Помирать, действительно, было нельзя. Это значило прежде всего завалить дело и погубить ни в чем не повинных людей. Никогда еще обер-лейтенант Отто Грюнберг, он же майор советской разведки Александр Ефимов, не оказывался в таком дурацком и безвыходном положении. Всякое случалось в его жизни: приходилось выбираться из невероятных ситуаций, но сейчас обстоятельства складывались так, что рассчитывать можно было только на чудо. Неприятно защемило сердце: помрет Александр Ефимов в этом подвале, и никто не узнает, как погиб разведчик. Нет, помирать было нельзя…
Артур с Мартой выбрались из погреба, тщательно замаскировали вход в подполье, помня утреннюю оплошность; на минуту замерли, вслушиваясь в ночь. Кажется, ничего подозрительного: так, отдаленный рокот моторов, редкий лай собак, да старая липа за окном, цепляясь веткой о стекло, издавала резкий, вибрирующий звук, напоминавший повизгивание пилы. Благополучно добрались до веранды.

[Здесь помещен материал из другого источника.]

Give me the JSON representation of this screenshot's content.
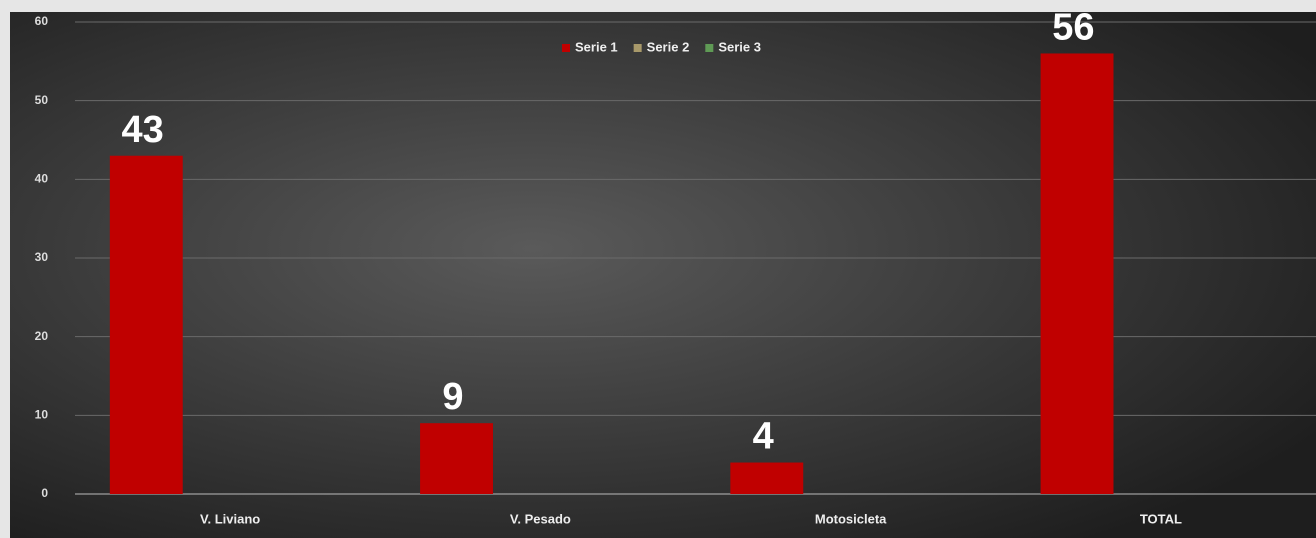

— Значит, так, — не отпуская ее руки, шепотом сказал Банга, — сигнал: занавеска в твоей комнате задернута — опасно. Запомнишь?
— А ты сумеешь различить? Ночью…
— Ничего, занавеска белая, ее далеко видно.
— Артур, — Марта придвинулась к нему вплотную, — я давно хотела тебе сказать… — И вдруг замерла на полуслове — за дверью раздались тяжелые шаги, послышались громкие мужские голоса. Марта угадала в одном из них голос Крейзиса.
— Какого черта? Я ног под собой не чувствую, — раздраженно бубнил он. — Тем более возвращаться сюда же. Ты же слышал, что сказал Зингрубер? Сбор у твоего тестя.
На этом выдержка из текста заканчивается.